First real rumblings? Who knows...

Anyone who has read my chapter on the theological history of U2 in Get Up Off Your Knees might remember my expressing a certain surprise that there was little or no public criticism of U2's return to a) omnipresence and b) wearing their heart on their sleeve during (in particular) the 3rd, post-9/11 leg of the Elevation tour. I talked about the Rattle and Hum backlash and wondered why there seemed to be no similar attacks from the critics in 2001-2002. Though I haven't seen a show yet, it's obvious the overt political tone is back, as is a more explicit Christian profession most of us thought we'd never see again.
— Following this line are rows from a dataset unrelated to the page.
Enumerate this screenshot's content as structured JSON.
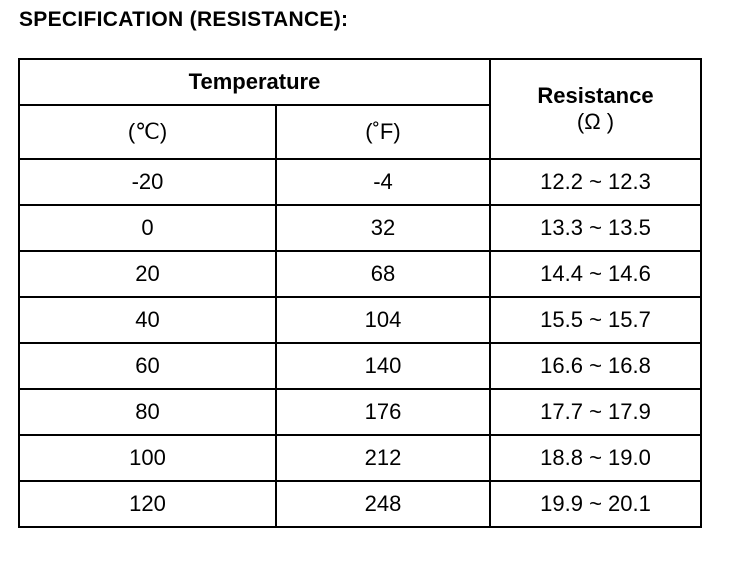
{
  "title": "SPECIFICATION (RESISTANCE):",
  "table": {
    "header": {
      "group": "Temperature",
      "resistance": "Resistance",
      "resistance_unit": "(Ω )",
      "celsius": "(℃)",
      "fahrenheit": "(˚F)"
    },
    "rows": [
      [
        "-20",
        "-4",
        "12.2 ~ 12.3"
      ],
      [
        "0",
        "32",
        "13.3 ~ 13.5"
      ],
      [
        "20",
        "68",
        "14.4 ~ 14.6"
      ],
      [
        "40",
        "104",
        "15.5 ~ 15.7"
      ],
      [
        "60",
        "140",
        "16.6 ~ 16.8"
      ],
      [
        "80",
        "176",
        "17.7 ~ 17.9"
      ],
      [
        "100",
        "212",
        "18.8 ~ 19.0"
      ],
      [
        "120",
        "248",
        "19.9 ~ 20.1"
      ]
    ]
  }
}
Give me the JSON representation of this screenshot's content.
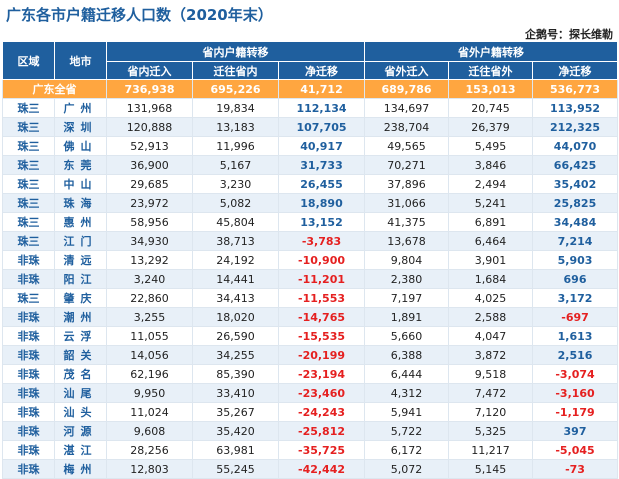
{
  "title": "广东各市户籍迁移人口数（2020年末）",
  "source": "企鹅号：探长维勒",
  "headers": {
    "region": "区域",
    "city": "地市",
    "intra": "省内户籍转移",
    "inter": "省外户籍转移",
    "intra_in": "省内迁入",
    "intra_out": "迁往省内",
    "intra_net": "净迁移",
    "inter_in": "省外迁入",
    "inter_out": "迁往省外",
    "inter_net": "净迁移"
  },
  "colors": {
    "header_bg": "#1f5f9e",
    "total_bg": "#ffa640",
    "stripe": "#e8f0f8",
    "positive": "#1f5f9e",
    "negative": "#e52020"
  },
  "total": {
    "region": "广东全省",
    "intra_in": "736,938",
    "intra_out": "695,226",
    "intra_net": "41,712",
    "inter_in": "689,786",
    "inter_out": "153,013",
    "inter_net": "536,773"
  },
  "rows": [
    {
      "region": "珠三",
      "city": "广州",
      "intra_in": "131,968",
      "intra_out": "19,834",
      "intra_net": "112,134",
      "inter_in": "134,697",
      "inter_out": "20,745",
      "inter_net": "113,952"
    },
    {
      "region": "珠三",
      "city": "深圳",
      "intra_in": "120,888",
      "intra_out": "13,183",
      "intra_net": "107,705",
      "inter_in": "238,704",
      "inter_out": "26,379",
      "inter_net": "212,325"
    },
    {
      "region": "珠三",
      "city": "佛山",
      "intra_in": "52,913",
      "intra_out": "11,996",
      "intra_net": "40,917",
      "inter_in": "49,565",
      "inter_out": "5,495",
      "inter_net": "44,070"
    },
    {
      "region": "珠三",
      "city": "东莞",
      "intra_in": "36,900",
      "intra_out": "5,167",
      "intra_net": "31,733",
      "inter_in": "70,271",
      "inter_out": "3,846",
      "inter_net": "66,425"
    },
    {
      "region": "珠三",
      "city": "中山",
      "intra_in": "29,685",
      "intra_out": "3,230",
      "intra_net": "26,455",
      "inter_in": "37,896",
      "inter_out": "2,494",
      "inter_net": "35,402"
    },
    {
      "region": "珠三",
      "city": "珠海",
      "intra_in": "23,972",
      "intra_out": "5,082",
      "intra_net": "18,890",
      "inter_in": "31,066",
      "inter_out": "5,241",
      "inter_net": "25,825"
    },
    {
      "region": "珠三",
      "city": "惠州",
      "intra_in": "58,956",
      "intra_out": "45,804",
      "intra_net": "13,152",
      "inter_in": "41,375",
      "inter_out": "6,891",
      "inter_net": "34,484"
    },
    {
      "region": "珠三",
      "city": "江门",
      "intra_in": "34,930",
      "intra_out": "38,713",
      "intra_net": "-3,783",
      "inter_in": "13,678",
      "inter_out": "6,464",
      "inter_net": "7,214"
    },
    {
      "region": "非珠",
      "city": "清远",
      "intra_in": "13,292",
      "intra_out": "24,192",
      "intra_net": "-10,900",
      "inter_in": "9,804",
      "inter_out": "3,901",
      "inter_net": "5,903"
    },
    {
      "region": "非珠",
      "city": "阳江",
      "intra_in": "3,240",
      "intra_out": "14,441",
      "intra_net": "-11,201",
      "inter_in": "2,380",
      "inter_out": "1,684",
      "inter_net": "696"
    },
    {
      "region": "珠三",
      "city": "肇庆",
      "intra_in": "22,860",
      "intra_out": "34,413",
      "intra_net": "-11,553",
      "inter_in": "7,197",
      "inter_out": "4,025",
      "inter_net": "3,172"
    },
    {
      "region": "非珠",
      "city": "潮州",
      "intra_in": "3,255",
      "intra_out": "18,020",
      "intra_net": "-14,765",
      "inter_in": "1,891",
      "inter_out": "2,588",
      "inter_net": "-697"
    },
    {
      "region": "非珠",
      "city": "云浮",
      "intra_in": "11,055",
      "intra_out": "26,590",
      "intra_net": "-15,535",
      "inter_in": "5,660",
      "inter_out": "4,047",
      "inter_net": "1,613"
    },
    {
      "region": "非珠",
      "city": "韶关",
      "intra_in": "14,056",
      "intra_out": "34,255",
      "intra_net": "-20,199",
      "inter_in": "6,388",
      "inter_out": "3,872",
      "inter_net": "2,516"
    },
    {
      "region": "非珠",
      "city": "茂名",
      "intra_in": "62,196",
      "intra_out": "85,390",
      "intra_net": "-23,194",
      "inter_in": "6,444",
      "inter_out": "9,518",
      "inter_net": "-3,074"
    },
    {
      "region": "非珠",
      "city": "汕尾",
      "intra_in": "9,950",
      "intra_out": "33,410",
      "intra_net": "-23,460",
      "inter_in": "4,312",
      "inter_out": "7,472",
      "inter_net": "-3,160"
    },
    {
      "region": "非珠",
      "city": "汕头",
      "intra_in": "11,024",
      "intra_out": "35,267",
      "intra_net": "-24,243",
      "inter_in": "5,941",
      "inter_out": "7,120",
      "inter_net": "-1,179"
    },
    {
      "region": "非珠",
      "city": "河源",
      "intra_in": "9,608",
      "intra_out": "35,420",
      "intra_net": "-25,812",
      "inter_in": "5,722",
      "inter_out": "5,325",
      "inter_net": "397"
    },
    {
      "region": "非珠",
      "city": "湛江",
      "intra_in": "28,256",
      "intra_out": "63,981",
      "intra_net": "-35,725",
      "inter_in": "6,172",
      "inter_out": "11,217",
      "inter_net": "-5,045"
    },
    {
      "region": "非珠",
      "city": "梅州",
      "intra_in": "12,803",
      "intra_out": "55,245",
      "intra_net": "-42,442",
      "inter_in": "5,072",
      "inter_out": "5,145",
      "inter_net": "-73"
    }
  ]
}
I've been wondering, as a Joshua Tree-era fan myself, if U2 were possibly going to be able to get away in 2005 with combining their current massively high profile with the same kind of stuff that got them branded as self-righteous, pious, know-it-all, and over-impressed with their own importance in the late 80s. While I've seen some critical comments on the political content of the show and on the band sometimes going through the motions, they have been in dominantly positive articles, and there's been plenty of wholesale fawning, too. Chicago, however, marks the first real "give us a freaking break, U2" stuff I've read: this one, but most especially "The Rev. Bono" from the Sun-Times. "Every bit as phony, bombastic and manipulative as a Britney Spears concert, the Republican National Convention or a televangelist's miracle-working dog and pony show." Man, reading that put me right back to 1988. What's next?